Reviews

Review: How Does London's Natasha, Pierre & the Great Comet of 1812 Stack Up to Broadway's?

Dave Malloy’s musical is swaddled in anachronisms in Timothy Sheader’s new production.

Alex Wood

Alex Wood

| London |

December 18, 2024

Declan Bennett front and the company of NATASHA PIERRE THE GREAT COMET OF 1812 Donmar photo by Johan Persson 1
Declan Bennett (front) and the company of Natasha, Pierre and the Great Comet of 1812
(© Johan Persson)

Tim Sheader has wowed all four corners of North America with his heavily toured new take on Andrew Lloyd Webber and Tim Rice’s Jesus Christ Superstar, and he’s similarly iconoclastic with his first production at London’s intimate powerhouse producing venue, the Donmar Warehouse.

After a baffling number of years’ wait, Dave Malloy’s Natasha, Pierre & The Great Comet of 1812 has finally sailed across the Atlantic, though in a remarkably different form to its Broadway iteration. Taking a sliver of Tolstoy’s War and Peace and charting Natasha Rostova’s romantic entanglements in Moscow high society, as well as the disillusionment of cuckolded aristocrat Pierre Bezukhov, Malloy blends every musical style going to create a contemporary Muscovite melodrama. 

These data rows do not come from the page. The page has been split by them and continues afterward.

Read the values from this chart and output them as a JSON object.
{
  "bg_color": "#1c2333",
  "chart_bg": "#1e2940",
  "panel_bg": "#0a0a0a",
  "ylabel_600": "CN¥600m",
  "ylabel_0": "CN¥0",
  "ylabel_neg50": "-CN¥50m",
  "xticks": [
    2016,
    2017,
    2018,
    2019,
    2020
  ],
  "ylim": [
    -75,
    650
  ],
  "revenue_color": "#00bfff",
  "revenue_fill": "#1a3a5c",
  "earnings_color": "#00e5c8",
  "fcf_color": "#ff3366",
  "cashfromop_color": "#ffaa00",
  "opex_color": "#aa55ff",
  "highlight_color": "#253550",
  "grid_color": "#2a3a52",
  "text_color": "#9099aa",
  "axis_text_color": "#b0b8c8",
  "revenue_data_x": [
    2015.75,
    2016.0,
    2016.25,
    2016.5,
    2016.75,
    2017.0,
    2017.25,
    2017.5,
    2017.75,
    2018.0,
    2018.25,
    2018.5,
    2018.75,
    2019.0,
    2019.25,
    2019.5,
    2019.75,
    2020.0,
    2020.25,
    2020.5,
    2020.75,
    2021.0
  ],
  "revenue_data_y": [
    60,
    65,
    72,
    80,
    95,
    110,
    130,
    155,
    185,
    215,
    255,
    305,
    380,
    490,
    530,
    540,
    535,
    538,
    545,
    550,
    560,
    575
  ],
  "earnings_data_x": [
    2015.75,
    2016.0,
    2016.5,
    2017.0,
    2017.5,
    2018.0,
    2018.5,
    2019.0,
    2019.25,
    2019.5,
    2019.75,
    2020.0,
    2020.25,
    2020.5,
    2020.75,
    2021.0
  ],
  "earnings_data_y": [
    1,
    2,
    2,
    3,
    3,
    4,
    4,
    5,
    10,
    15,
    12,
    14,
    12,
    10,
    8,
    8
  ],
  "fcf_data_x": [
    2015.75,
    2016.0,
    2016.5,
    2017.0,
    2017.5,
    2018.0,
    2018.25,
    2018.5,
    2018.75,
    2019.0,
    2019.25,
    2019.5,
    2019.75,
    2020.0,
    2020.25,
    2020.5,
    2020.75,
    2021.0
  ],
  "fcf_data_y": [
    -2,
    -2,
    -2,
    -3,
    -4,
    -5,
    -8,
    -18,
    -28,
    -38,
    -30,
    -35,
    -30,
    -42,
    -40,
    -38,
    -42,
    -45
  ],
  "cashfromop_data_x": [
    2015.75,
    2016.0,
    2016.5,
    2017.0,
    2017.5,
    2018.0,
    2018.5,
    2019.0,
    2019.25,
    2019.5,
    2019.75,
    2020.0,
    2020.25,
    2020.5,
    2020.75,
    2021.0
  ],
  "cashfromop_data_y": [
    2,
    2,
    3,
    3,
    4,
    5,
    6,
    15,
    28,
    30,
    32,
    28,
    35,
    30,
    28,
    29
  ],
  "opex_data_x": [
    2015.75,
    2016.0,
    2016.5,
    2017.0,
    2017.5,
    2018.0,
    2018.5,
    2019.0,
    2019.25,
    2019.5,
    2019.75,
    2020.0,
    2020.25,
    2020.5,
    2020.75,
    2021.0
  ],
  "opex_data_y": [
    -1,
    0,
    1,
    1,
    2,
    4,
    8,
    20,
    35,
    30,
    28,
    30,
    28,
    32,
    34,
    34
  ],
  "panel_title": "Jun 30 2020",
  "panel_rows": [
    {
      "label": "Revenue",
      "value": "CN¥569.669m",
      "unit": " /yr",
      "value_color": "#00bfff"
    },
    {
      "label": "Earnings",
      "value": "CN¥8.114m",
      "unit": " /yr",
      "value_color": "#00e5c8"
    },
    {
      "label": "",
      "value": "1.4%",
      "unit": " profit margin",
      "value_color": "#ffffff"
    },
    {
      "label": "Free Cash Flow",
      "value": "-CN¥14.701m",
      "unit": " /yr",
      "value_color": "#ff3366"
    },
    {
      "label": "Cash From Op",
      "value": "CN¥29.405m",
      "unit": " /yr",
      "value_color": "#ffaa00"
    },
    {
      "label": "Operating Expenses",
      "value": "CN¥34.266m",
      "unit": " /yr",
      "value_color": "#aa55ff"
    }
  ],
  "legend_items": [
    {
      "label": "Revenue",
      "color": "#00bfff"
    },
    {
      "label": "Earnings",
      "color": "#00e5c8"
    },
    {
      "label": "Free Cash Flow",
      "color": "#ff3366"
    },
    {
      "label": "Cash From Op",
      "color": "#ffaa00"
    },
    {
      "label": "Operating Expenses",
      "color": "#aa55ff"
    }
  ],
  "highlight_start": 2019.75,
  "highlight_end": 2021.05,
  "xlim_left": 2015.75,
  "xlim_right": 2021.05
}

With set largely non-existent save a series of scaffolds and the scattered letters M-O-S-C-O-W (the first “O” starts the show lying face down on stage, where Declan Bennett’s alcoholic Pierre also spends a fair amount of time), Sheader builds his Russia with gyrating bodies (great work from choreographer Ellen Kane), and kaleidoscopic lighting courtesy of Howard Hudson. Gone are the lavish ballroom gowns and paisley waistcoats – this Moscow is grunge and gauche – Jamie Muscato’s lascivious Anatole, who bowls into Moscow and causes quite the ruckus, feels like he’s taken stye tips from My Chemical Romance. Most of the cast would have no trouble getting into Berghain with what costume designer Evie Gurney has given them.

It could have all fallen flat if not for the brilliant performances and sense of assured chaos. Like a twisted take on Bridgerton, this is a city ruled by scandal and desire. Chumisa Dornford-May’s naif Natasha is ebullient to the point of entitled (with a gorgeous singing voice, she’s got a brilliant future ahead of her, and she’s already signed onto the National’s transfer of Sondheim’s Here We Are), while Cat Simmons plays Pierre’s wandering wife Hélène like social sandpaper: coarse, yet always leaving an impression. Bennett’s Pierre is a man all at sea, swimming through waves of disillusion until finding inspiration in the most unexpected places.

Importantly, the company tackle Malloy’s work with verve. Dornford-May and Chloe Saracco’s Mary revel in their semitone disharmony during “Natasha and Bolkonskys,” while the show’s true highpoint emerges early in act two, when Cedric Neal’s Balaga kickstarts an all-encompassing, vodka-fuelled piss-up in “The Abduction” as Anatole prepares to elope with the young and enchanted Natasha.

In the 250-seat Donmar, Anatole’s lustful exploits feel visceral, their effects on the helpless Natasha  almost tangible. I doubt Tolstoy has ever been so aggressively moving.

Malloy is quickly becoming one of the most prolific composers of his time, and it is telling that this show still feels fresh after 12 years of life. Perhaps Malloy’s contemporaries have something to learn about audacity and experimentation – audiences may be more willing to embrace the unorthodox than you might expect.